Finding the true self is not just a question of whether it is possible to undress completely, or whether undressing reveals a greater truth; there is also a need to understand whether this undressing is any kind of an achievement.


Is the creature who was stripped of everything better?


Is a person who reveals naked, shame­less desire superior?


Should passion be sublimated, to use Freud's expression?


Should it be changed and dressed?


Is that changed, dressed, more formal creature not superior to the other one?


One story that deals with this complex notion is the story of an encounter between Rabbi Akiva and the Ro­man ruler of Palestine, Tinneus Rufus (whom the Jews nicknamed Tyrannus Rufus).


The two leaders had a philosophical dispute, which on the one hand was con­nected with the spiritual collapse of paganism in

Rome it­self, and on the other, with the political friction between the Jewish population and the Roman rulers.


The Roman asked Rabbi Akiva which is superior: na­ture, or what people make of it—that is, what God does, or the handicraft of man.


Rabbi Akiva immediately answered, "What humans do is superior to what God does."


So the Roman asked, "Can man create Heaven and earth?"


"No," said Akiva, "we cannot create Heaven and earth, but when we speak about things that human beings can do, we do it better.


Look at a stalk of flax on the one hand, and the piece of linen cloth that is made from it; look at a sheaf of wheat, and look at a loaf of bread.


Which is superior?"


When the Roman came to this impasse, he asked, "Tell me, why are you circumcised?"


So Akiva answered, "I told you, what man does is better than what God does."

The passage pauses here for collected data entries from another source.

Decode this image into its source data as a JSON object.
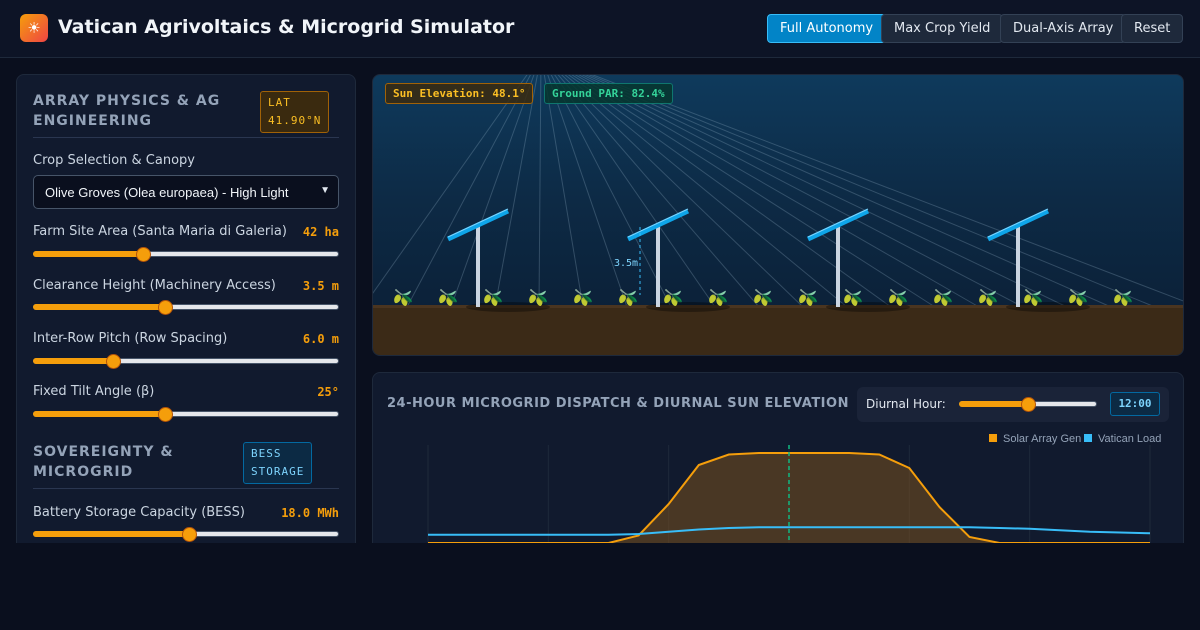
{
  "app": {
    "logo_glyph": "☀",
    "title": "Vatican Agrivoltaics & Microgrid Simulator"
  },
  "toolbar": {
    "buttons": [
      {
        "label": "Full Autonomy",
        "active": true
      },
      {
        "label": "Max Crop Yield",
        "active": false
      },
      {
        "label": "Dual-Axis Array",
        "active": false
      },
      {
        "label": "Reset",
        "active": false
      }
    ]
  },
  "physics": {
    "title_line1": "ARRAY PHYSICS & AG",
    "title_line2": "ENGINEERING",
    "tag_line1": "LAT",
    "tag_line2": "41.90°N",
    "crop_label": "Crop Selection & Canopy",
    "crop_selected": "Olive Groves (Olea europaea) - High Light",
    "fields": [
      {
        "label": "Farm Site Area (Santa Maria di Galeria)",
        "value": "42 ha",
        "level": 0.36
      },
      {
        "label": "Clearance Height (Machinery Access)",
        "value": "3.5 m",
        "level": 0.43
      },
      {
        "label": "Inter-Row Pitch (Row Spacing)",
        "value": "6.0 m",
        "level": 0.26
      },
      {
        "label": "Fixed Tilt Angle (β)",
        "value": "25°",
        "level": 0.43
      }
    ]
  },
  "microgrid": {
    "title_line1": "SOVEREIGNTY &",
    "title_line2": "MICROGRID",
    "tag_line1": "BESS",
    "tag_line2": "STORAGE",
    "fields": [
      {
        "label": "Battery Storage Capacity (BESS)",
        "value": "18.0 MWh",
        "level": 0.51
      }
    ]
  },
  "scene": {
    "sun_elevation": "Sun Elevation: 48.1°",
    "ground_par": "Ground PAR: 82.4%",
    "height_label": "3.5m",
    "plant_glyph": "🫒"
  },
  "dispatch": {
    "title": "24-HOUR MICROGRID DISPATCH & DIURNAL SUN ELEVATION",
    "hour_label": "Diurnal Hour:",
    "hour_value": "12:00",
    "hour_level": 0.5
  },
  "chart_data": {
    "type": "area",
    "x": [
      0,
      1,
      2,
      3,
      4,
      5,
      6,
      7,
      8,
      9,
      10,
      11,
      12,
      13,
      14,
      15,
      16,
      17,
      18,
      19,
      20,
      21,
      22,
      23,
      24
    ],
    "series": [
      {
        "name": "Solar Array Gen",
        "color": "#f59e0b",
        "values": [
          0,
          0,
          0,
          0,
          0,
          0,
          0,
          0.5,
          2.6,
          5.2,
          5.9,
          6.0,
          6.0,
          6.0,
          6.0,
          5.9,
          5.0,
          2.4,
          0.4,
          0,
          0,
          0,
          0,
          0,
          0
        ]
      },
      {
        "name": "Vatican Load",
        "color": "#38bdf8",
        "values": [
          0.55,
          0.55,
          0.55,
          0.55,
          0.55,
          0.55,
          0.55,
          0.6,
          0.75,
          0.9,
          1.0,
          1.05,
          1.05,
          1.05,
          1.05,
          1.05,
          1.05,
          1.05,
          1.05,
          1.0,
          0.95,
          0.85,
          0.75,
          0.7,
          0.65
        ]
      }
    ],
    "current_hour": 12,
    "grid": true,
    "legend_position": "top-right"
  }
}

Tinneus Rufus wanted to make the point that the nat­ural world is superior, thus negating one of the basic premises of Judaism, that humans, too, bear a responsi­bility for this world, and that they are supposed, and even commanded, to make it better.


Rabbi Akiva did not allow him to develop his idea.


The Rabbi was not making a joke, nor was his just a tactical move.


Rabbi Akiva's stance has broad implications.


The natural object is not necessarily the superior object.


The natural creature it­self, the naked creature, is not always the superior crea­ture."